Immortality in Ancient Egypt
The tombs and remains unearthed by archaeologists in ancient Egypt reveal a complex society with many distinct rituals carried out by both commoners and kings. Egyptologists concur that immortality was an important aspect of the ancient Egyptian belief system, and expectation of an afterlife permeated many of their day-to-day affairs and rituals.
Ancient Egyptians used several means to preserve their dead for the afterlife. The earliest Egyptians simply buried their ancestors directly in the ground, depending on the dry climate for preservation. They later progressed to building mastabas, tombs of mud brick. Mummification gradually developed as a drying process to further keep remains intact. Techniques grew in sophistication from wrapping sun-dried bodies in linen and natron salt to removing internal organs and entombing the deceased in a sarcophagus. Typically only the wealthy and elite could afford this process; Egyptian commoners likely continued placing their dead in sand cemeteries, the same as their early ancestors.
2 Preparation for the Afterlife
Based on artifacts discovered in royal tombs, archaeologists hypothesize that Egyptians strongly believed in bringing current possessions with them into the afterlife. Individuals of any status were frequently entombed with treasured objects intended for use in the afterlife, such as furniture, clothing, food or jewelry. The quality of these items depended on the Egyptian's status in life. Egyptologist Salima Ikram speculates that poor Egyptians believed they would come into a much wealthier existence. Kings were also entombed with an expectation of increased comfort and prestige. Shabti figurines were among the many possessions found within pharoanic tombs, often buried to return as servants for the buried kings. Canopic jars containing a king's removed lungs, liver, intestines and stomach were also entombed.

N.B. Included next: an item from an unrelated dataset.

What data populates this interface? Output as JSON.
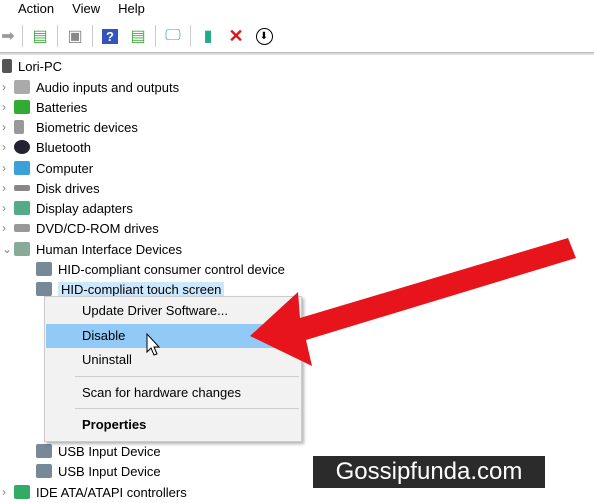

3 Existence in the Afterlife
Egyptologists believe that common Egyptians imagined a more fertile Nile Valley with limitless beer and easy labor. The more shabti figures one was buried with, the less work would be required of him in this Field of Reeds. Kings believed they would revel in the best food and drink, commune with Egyptian gods such as Re and battle against evil forces to ensure Egypt's continued existence.
4 The Role of Osiris
The god Osiris is a central figure in ancient Egyptian beliefs about immortality because his legend allowed many Egyptians to believe they had a place in the afterlife. Ancient mythology holds that Osiris was trapped in a coffin and later torn into pieces by his brother Set. Osiris became lord of the underworld and judge of the dead after being resurrected by his wife, Isis, and his mythology has become associated with the practice of mummification in preparation for the afterlife.